What do you mean by 'legitimate software' exactly? If you described what a modern anti-cheat solution does to someone without telling them what it is, they'd automatically call it malware. The similarity really is uncanny. It almost feels like the difference between them is more of a technicality.
You are right, some games, especially multiplayer ones will refuse to work in the VM to prevent cheating, but this is, of course, the business decision on their side. You can always construct the software in such a way that when it detects something suspicious on the system it ceases to function: some copy protections looked up for change in the network card hardware id as developers presumed it is highly unlikely someone will change network interface, but that stopped to be common, when people started using on-board interfaces that change with every motherboard change.

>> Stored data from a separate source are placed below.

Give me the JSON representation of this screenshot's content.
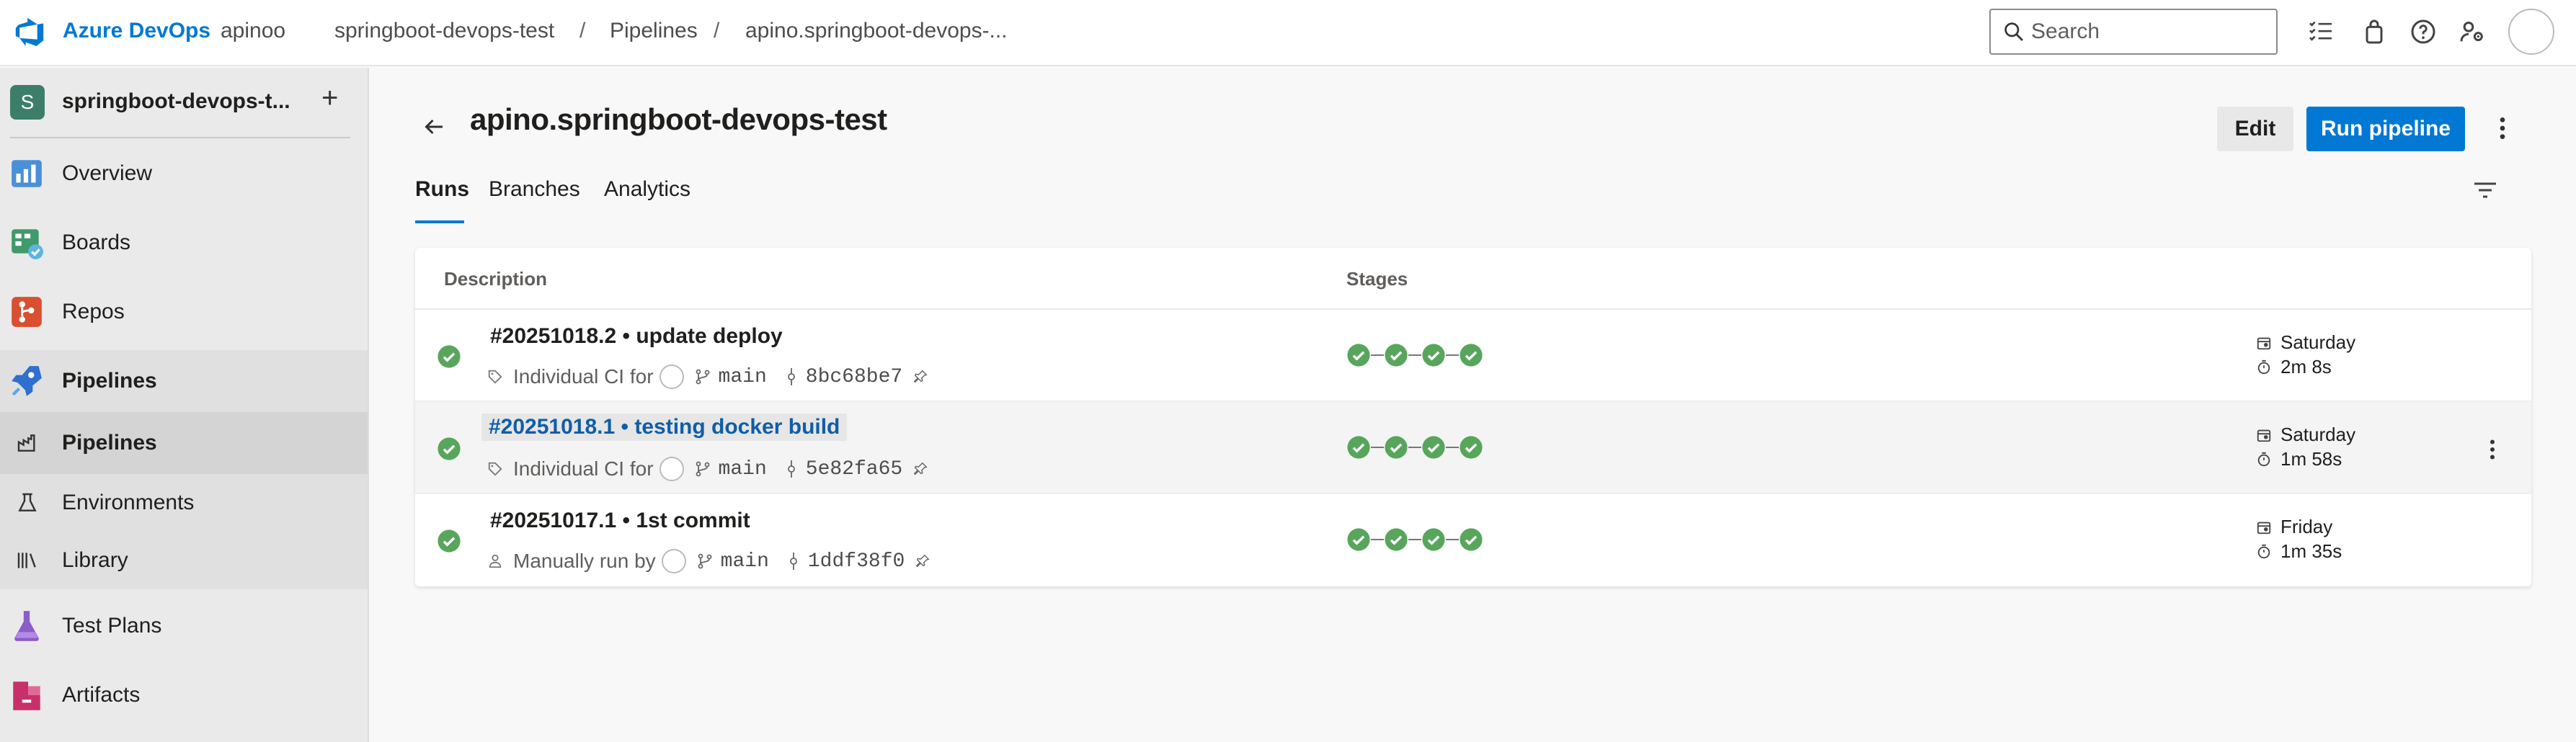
{
  "topbar": {
    "brand": "Azure DevOps",
    "breadcrumbs": [
      "apinoo",
      "springboot-devops-test",
      "Pipelines",
      "apino.springboot-devops-..."
    ],
    "separator": "/",
    "search_placeholder": "Search",
    "icons": [
      "task-list-icon",
      "shopping-bag-icon",
      "help-icon",
      "user-settings-icon"
    ]
  },
  "sidebar": {
    "project_initial": "S",
    "project_name": "springboot-devops-t...",
    "add_label": "+",
    "items": [
      {
        "label": "Overview",
        "icon": "overview-icon"
      },
      {
        "label": "Boards",
        "icon": "boards-icon"
      },
      {
        "label": "Repos",
        "icon": "repos-icon"
      },
      {
        "label": "Pipelines",
        "icon": "pipelines-icon"
      },
      {
        "label": "Pipelines",
        "icon": "pipelines-sub-icon"
      },
      {
        "label": "Environments",
        "icon": "environments-icon"
      },
      {
        "label": "Library",
        "icon": "library-icon"
      },
      {
        "label": "Test Plans",
        "icon": "test-plans-icon"
      },
      {
        "label": "Artifacts",
        "icon": "artifacts-icon"
      }
    ]
  },
  "main": {
    "title": "apino.springboot-devops-test",
    "edit_label": "Edit",
    "run_label": "Run pipeline",
    "tabs": [
      "Runs",
      "Branches",
      "Analytics"
    ],
    "active_tab": "Runs",
    "columns": {
      "description": "Description",
      "stages": "Stages"
    },
    "runs": [
      {
        "title": "#20251018.2 • update deploy",
        "trigger": "Individual CI for",
        "branch": "main",
        "commit": "8bc68be7",
        "date": "Saturday",
        "duration": "2m 8s",
        "status": "succeeded",
        "stages": 4
      },
      {
        "title": "#20251018.1 • testing docker build",
        "trigger": "Individual CI for",
        "branch": "main",
        "commit": "5e82fa65",
        "date": "Saturday",
        "duration": "1m 58s",
        "status": "succeeded",
        "stages": 4
      },
      {
        "title": "#20251017.1 • 1st commit",
        "trigger": "Manually run by",
        "branch": "main",
        "commit": "1ddf38f0",
        "date": "Friday",
        "duration": "1m 35s",
        "status": "succeeded",
        "stages": 4
      }
    ]
  },
  "colors": {
    "accent": "#0078d4",
    "success": "#58a55c",
    "link": "#0f5ea8"
  }
}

There is also a difference when using commercial stuff such as vmware instead of qemu or virtualbox as open source is more suitable to be tailored to the specific thing, in this case, cheating.
In the end, this approach works well for slowing done malware as there is less risk for normal software to allow working inside of vm in contrast to malware that should be coded to be extra paranoid in order to avoid as many tar pits as possible.
The thing I don't understand is why people go for cloud route for the simple sites, when there are options like Github static hosting or self hosting using secure tunnels from Cloudflare or Ngrok?
The risk presented by these horrors stories greatly outweigh possible complications from setting something quickly on your own.